Improper ventilation of fuel-burning exhaust and appliances from running car engines in attached garages are ordinarily associated with harmful carbon monoxide levels. Another potential source of carbon monoxide in your living room is the own furnace.
What's a heat exchanger and why is it crucial?
A furnace's heat exchanger is a metallic element which transfers heat from the gas being burnt while blocking the atmosphere in your home from blending with the furnace exhaust. At times the heat exchanger fails, either from cracks produced by continual expansion and contraction due to heat and cooling of the metal or by rust. When a heat exchanger fails under certain conditions--the exhaust gases, such as carbon dioxide, can combine with the air in the house. A properly running furnace should not create significant levels of carbon monoxide; however, a cracked or leaking heat exchanger can pose a security hazard.
A cracked heat exchanger could permit exhaust gas from the furnace to purify the household air with exhaust gases including carbon monoxide. In order for this to happen, the furnace has to be emitting high levels of carbon dioxide along with the exhaust gas must be combining with the household air.
What are the warnings of a cracked heat exchanger?
Besides a visual inspection to recognize a fracture, there are a couple warnings of a potential complication with your heat exchanger which you might observe. Should you turn the heat on and the fires flicker and seem devilish, this could be a hint that circulated air in the furnace is getting in the combustion area and you ought to have it analyzed by an HVAC technician. Although you hope it does not reach this stage, other features of difficulty include carbon monoxide detectors sounding and you personally or your loved ones feeling ill, lightheaded or nauseous. To ensure the safety of all occupants, all homes should have a properly functioning carbon monoxide detector and batteries should be replaced regularly.
How do I be confident that my heat exchanger has neglected?
As regular practice and in addition to physically observing the presence of a pit or crack, cameras have been used. Whenever possible, the technician will show clients the failed heat exchanger--or at least a photograph of it--so they can see for themselves. Furthermore, a specialist technician will test both the home and furnace for carbon monoxide. A properly running furnace shouldn't generate significant levels of carbon monoxide.
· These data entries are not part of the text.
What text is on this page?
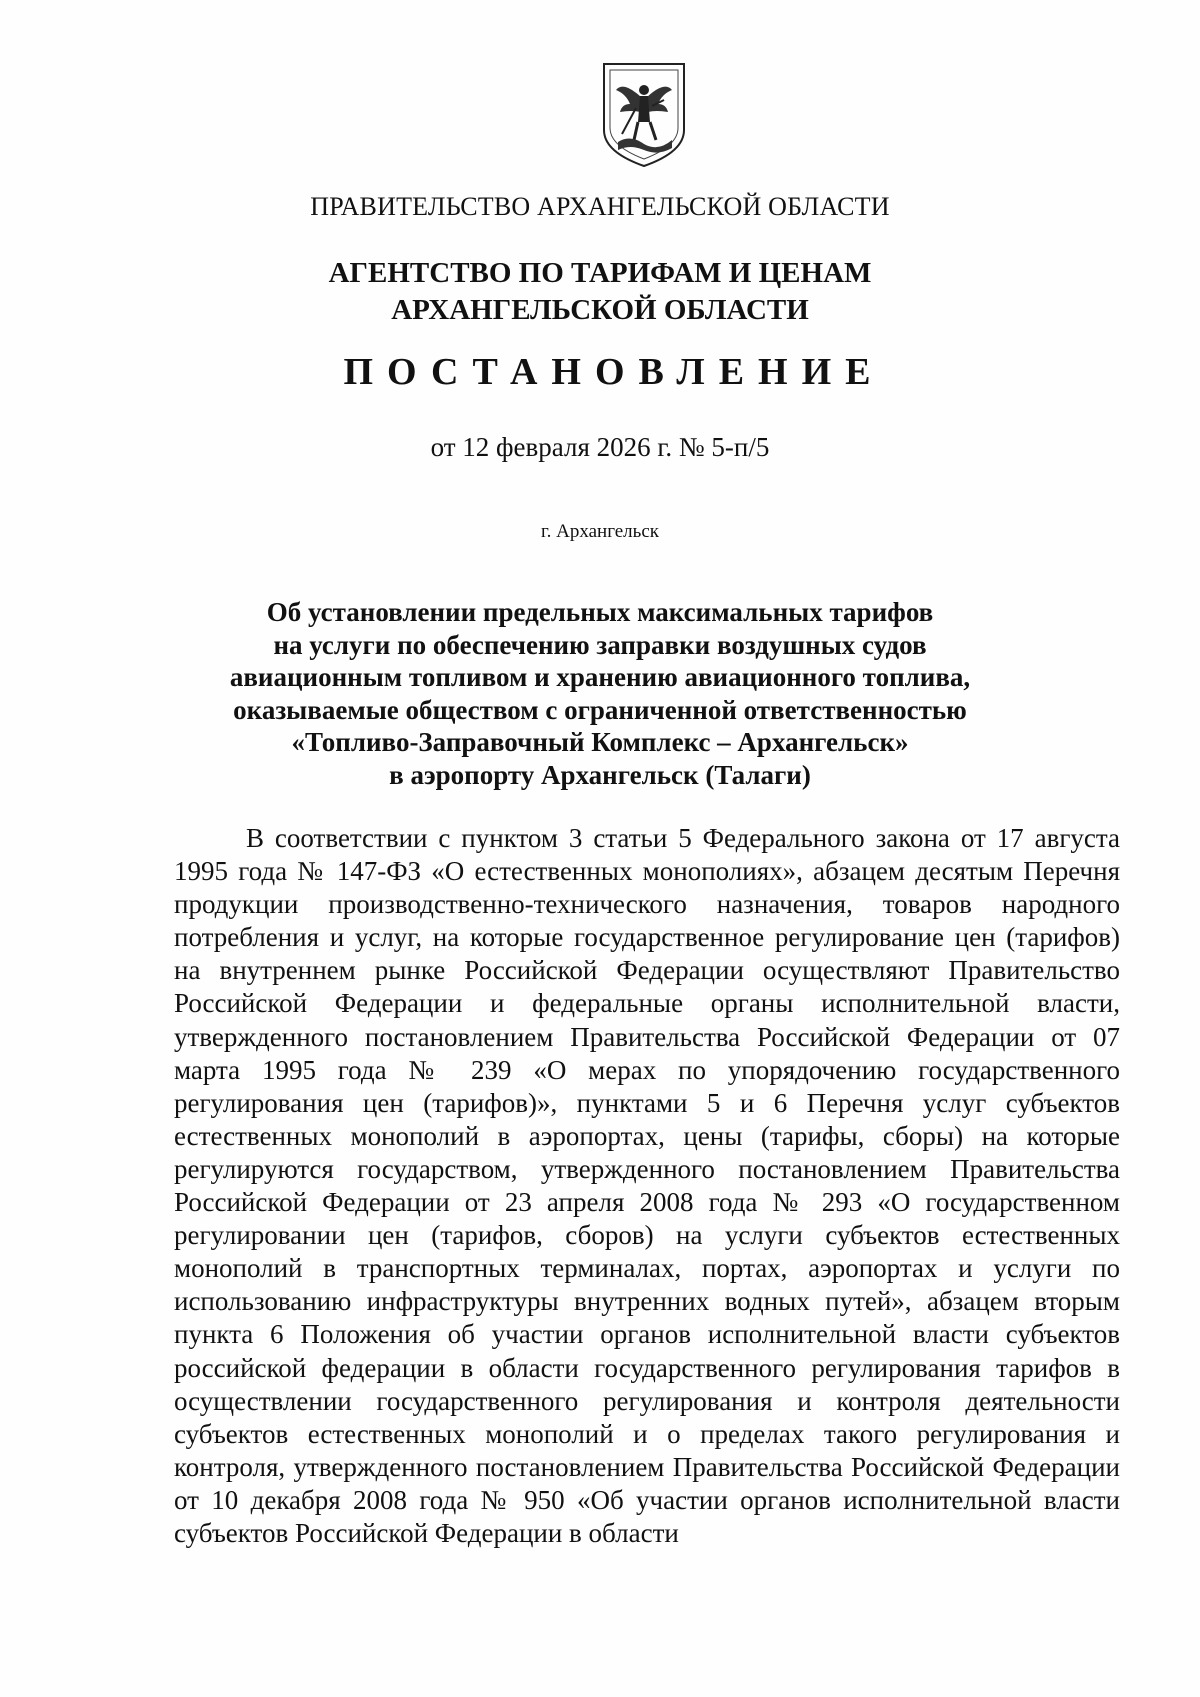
ПРАВИТЕЛЬСТВО АРХАНГЕЛЬСКОЙ ОБЛАСТИ
АГЕНТСТВО ПО ТАРИФАМ И ЦЕНАМ
АРХАНГЕЛЬСКОЙ ОБЛАСТИ
ПОСТАНОВЛЕНИЕ
от 12 февраля 2026 г. № 5-п/5
г. Архангельск
Об установлении предельных максимальных тарифов
на услуги по обеспечению заправки воздушных судов
авиационным топливом и хранению авиационного топлива,
оказываемые обществом с ограниченной ответственностью
«Топливо-Заправочный Комплекс – Архангельск»
в аэропорту Архангельск (Талаги)

В соответствии с пунктом 3 статьи 5 Федерального закона от 17 августа 1995 года № 147-ФЗ «О естественных монополиях», абзацем десятым Перечня продукции производственно-технического назначения, товаров народного потребления и услуг, на которые государственное регулирование цен (тарифов) на внутреннем рынке Российской Федерации осуществляют Правительство Российской Федерации и федеральные органы исполнительной власти, утвержденного постановлением Правительства Российской Федерации от 07 марта 1995 года № 239 «О мерах по упорядочению государственного регулирования цен (тарифов)», пунктами 5 и 6 Перечня услуг субъектов естественных монополий в аэропортах, цены (тарифы, сборы) на которые регулируются государством, утвержденного постановлением Правительства Российской Федерации от 23 апреля 2008 года № 293 «О государственном регулировании цен (тарифов, сборов) на услуги субъектов естественных монополий в транспортных терминалах, портах, аэропортах и услуги по использованию инфраструктуры внутренних водных путей», абзацем вторым пункта 6 Положения об участии органов исполнительной власти субъектов российской федерации в области государственного регулирования тарифов в осуществлении государственного регулирования и контроля деятельности субъектов естественных монополий и о пределах такого регулирования и контроля, утвержденного постановлением Правительства Российской Федерации от 10 декабря 2008 года № 950 «Об участии органов исполнительной власти субъектов Российской Федерации в области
The tech will then warn the clients of the risks associated with the failed part and supply expert information regarding next steps.
What happens after an HVAC technician diagnoses a cracked heat exchanger?
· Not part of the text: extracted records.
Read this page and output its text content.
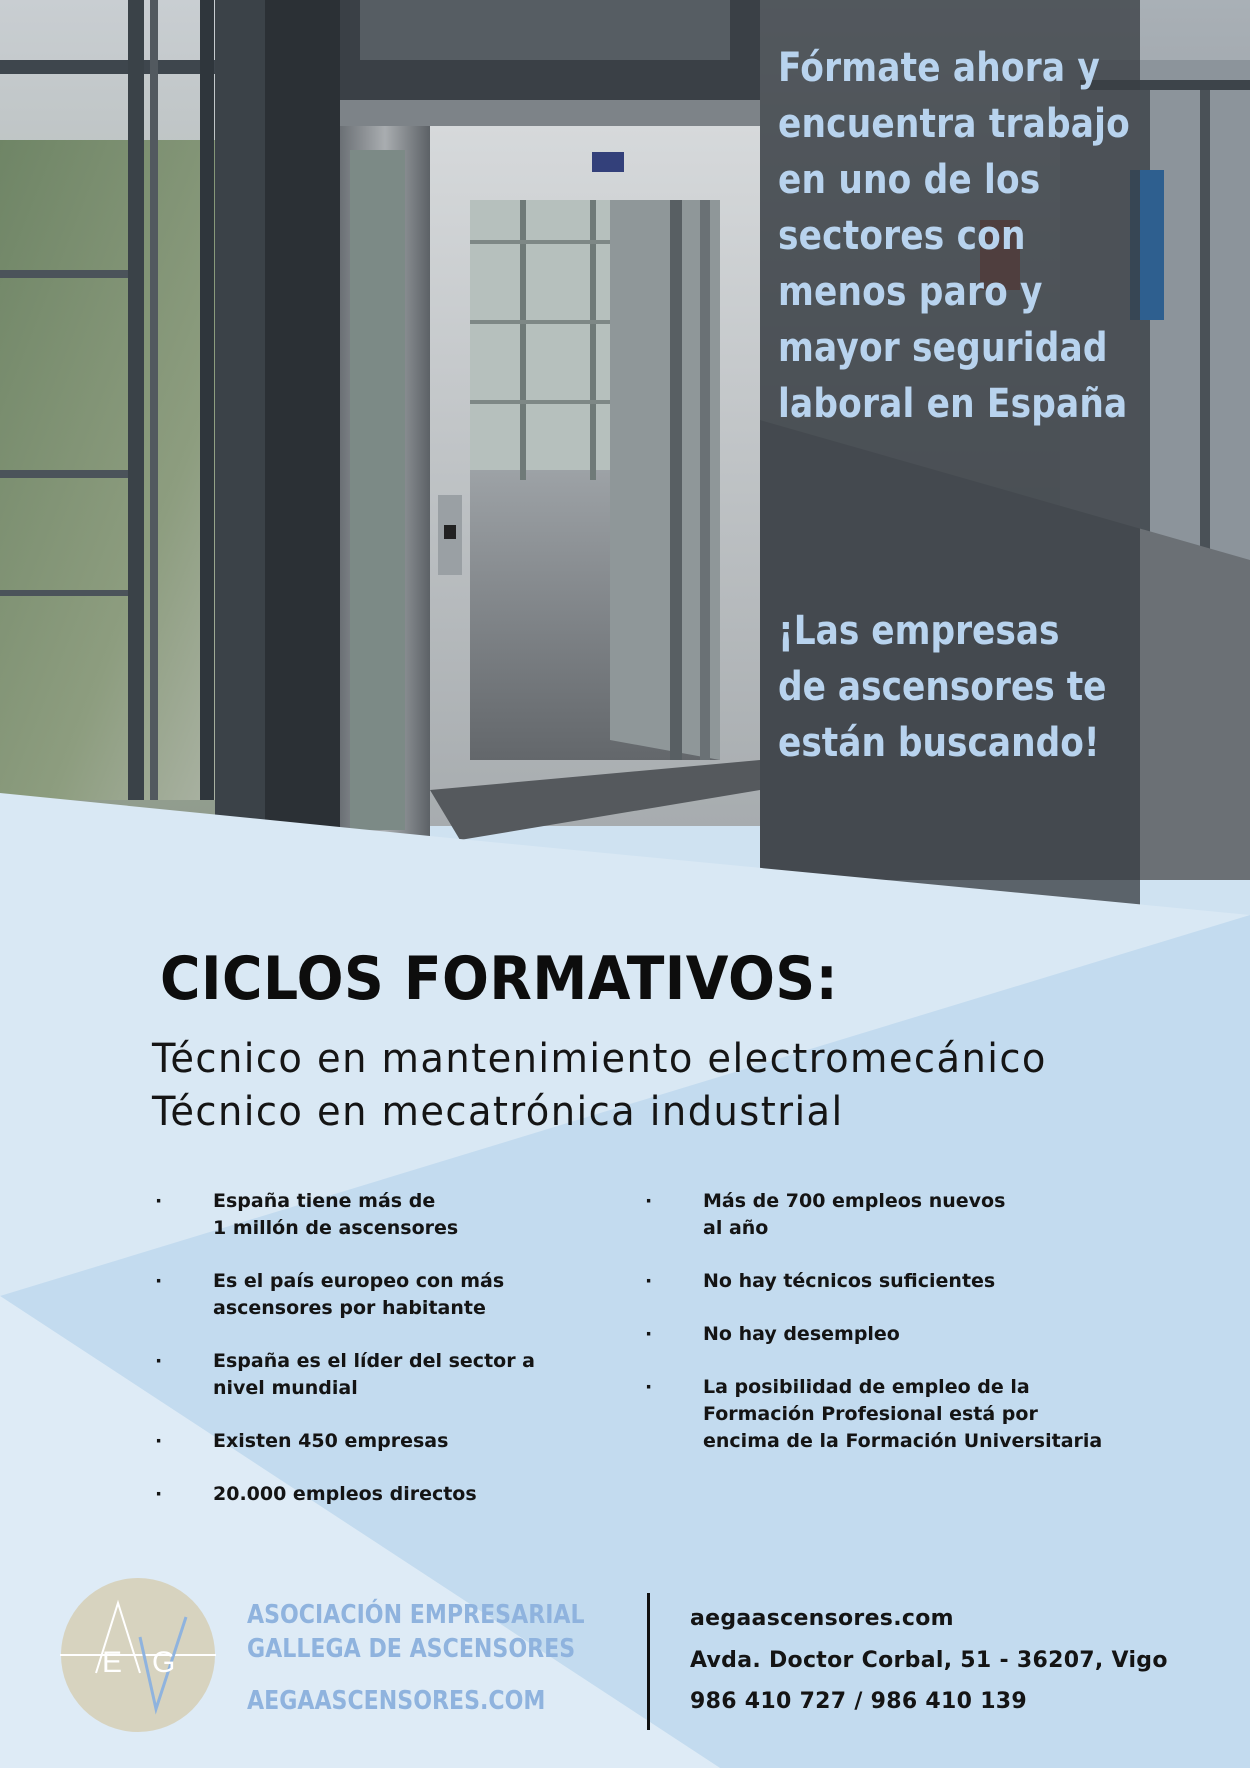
Fórmate ahora y
encuentra trabajo
en uno de los
sectores con
menos paro y
mayor seguridad
laboral en España
¡Las empresas
de ascensores te
están buscando!
CICLOS FORMATIVOS:
Técnico en mantenimiento electromecánico
Técnico en mecatrónica industrial
·	España tiene más de
1 millón de ascensores
·	Es el país europeo con más
ascensores por habitante
·	España es el líder del sector a
nivel mundial
·	Existen 450 empresas
·	20.000 empleos directos
·	Más de 700 empleos nuevos
al año
·	No hay técnicos suficientes
·	No hay desempleo
·	La posibilidad de empleo de la
Formación Profesional está por
encima de la Formación Universitaria
E G
ASOCIACIÓN EMPRESARIAL
GALLEGA DE ASCENSORES
AEGAASCENSORES.COM
aegaascensores.com
Avda. Doctor Corbal, 51 - 36207, Vigo
986 410 727 / 986 410 139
Once you have a confirmed diagnosis from an expert, your initial question will probably be if the component can be repaired or if replacement is the only option. Unfortunately, the industry standard is that the heat exchanger must be replaced.
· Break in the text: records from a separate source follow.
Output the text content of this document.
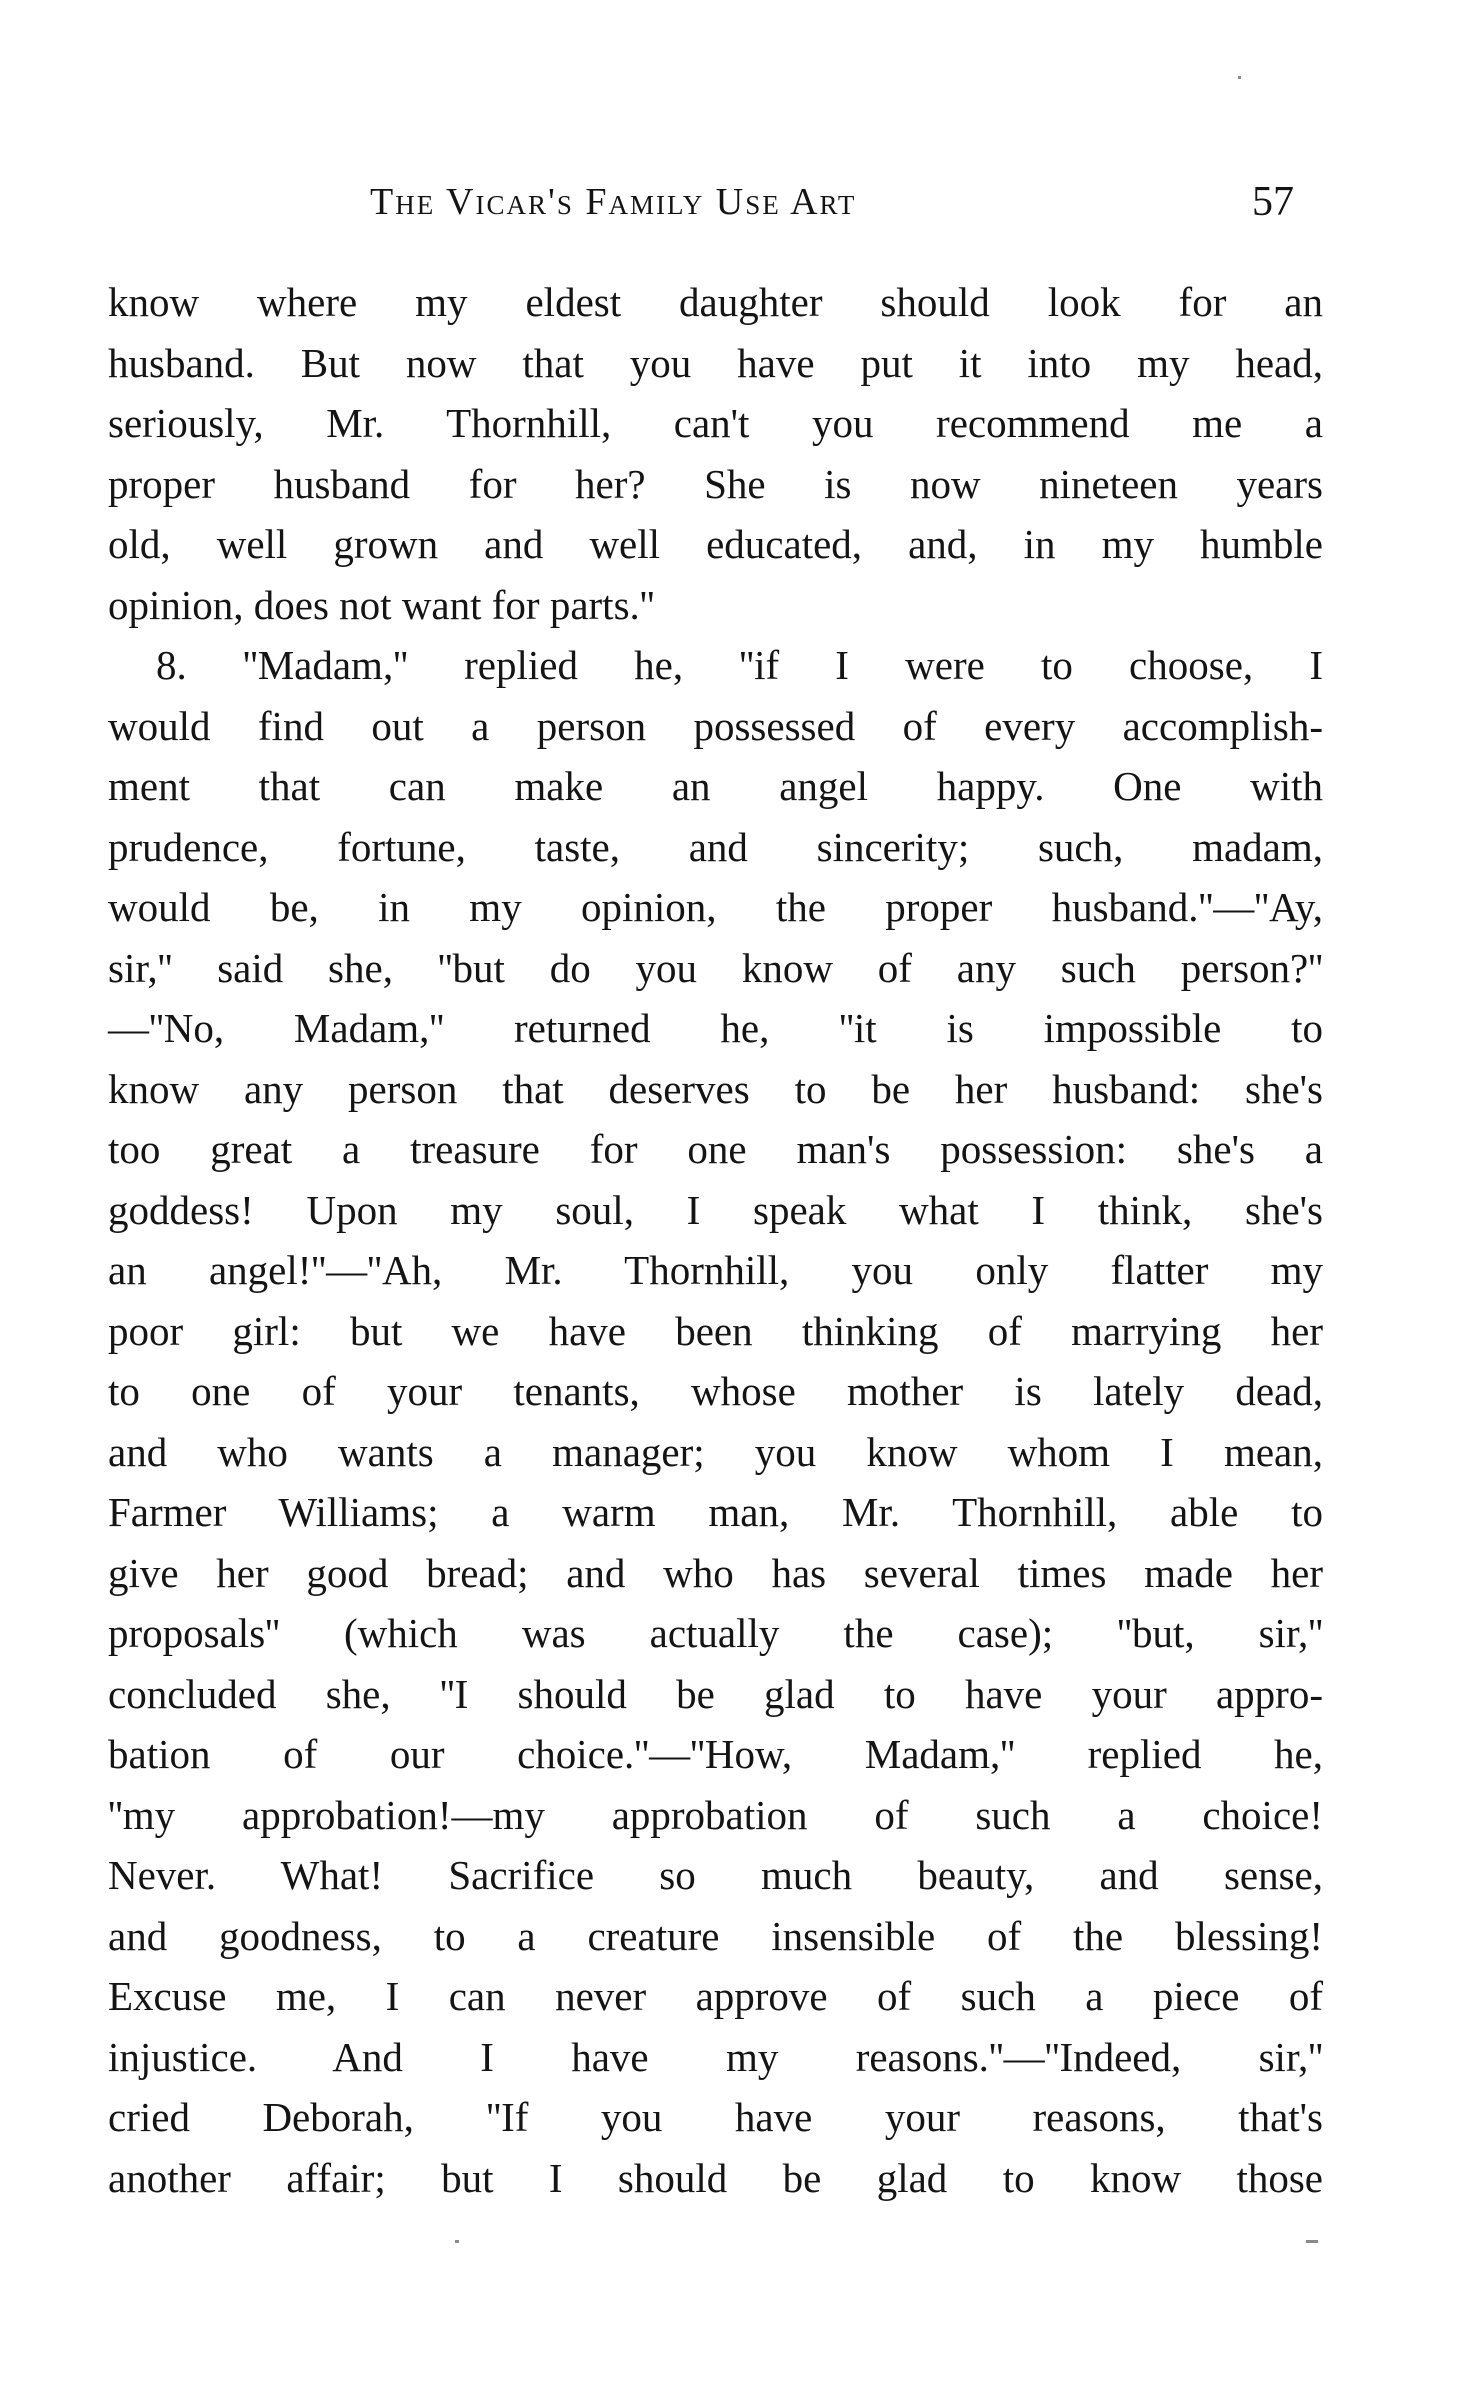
The Vicar's Family Use Art	57
know where my eldest daughter should look for an
husband. But now that you have put it into my head,
seriously, Mr. Thornhill, can't you recommend me a
proper husband for her? She is now nineteen years
old, well grown and well educated, and, in my humble
opinion, does not want for parts.''
8. ''Madam,'' replied he, ''if I were to choose, I
would find out a person possessed of every accomplish-
ment that can make an angel happy. One with
prudence, fortune, taste, and sincerity; such, madam,
would be, in my opinion, the proper husband.''—''Ay,
sir,'' said she, ''but do you know of any such person?''
—''No, Madam,'' returned he, ''it is impossible to
know any person that deserves to be her husband: she's
too great a treasure for one man's possession: she's a
goddess! Upon my soul, I speak what I think, she's
an angel!''—''Ah, Mr. Thornhill, you only flatter my
poor girl: but we have been thinking of marrying her
to one of your tenants, whose mother is lately dead,
and who wants a manager; you know whom I mean,
Farmer Williams; a warm man, Mr. Thornhill, able to
give her good bread; and who has several times made her
proposals'' (which was actually the case); ''but, sir,''
concluded she, ''I should be glad to have your appro-
bation of our choice.''—''How, Madam,'' replied he,
''my approbation!—my approbation of such a choice!
Never. What! Sacrifice so much beauty, and sense,
and goodness, to a creature insensible of the blessing!
Excuse me, I can never approve of such a piece of
injustice. And I have my reasons.''—''Indeed, sir,''
cried Deborah, ''If you have your reasons, that's
another affair; but I should be glad to know those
In case my heat exchanger has neglected, do I have to replace the furnace?
While it might wind up making sense to replace the furnace instead of just the heat exchanger, that is not always the situation. Furnace warranties can vary--most furnaces have a 10-year warranty on the heat exchanger, while others are insured for 20 years or perhaps for the life of the furnace. Our technicians can allow you to look into the guarantee on your heat exchanger and provide all the information that you need to decide if replacing the heat exchanger or the whole furnace is ideal for you.
Service Experts Heating & Air Conditioning suggests altering your carbon dioxide detectors every five years and checking your carbon monoxide detectors each month to make sure the batteries and alarm are working properly. And by maintaining with the normal upkeep of your gear, you'll have peace of mind knowing that it's going to be secure.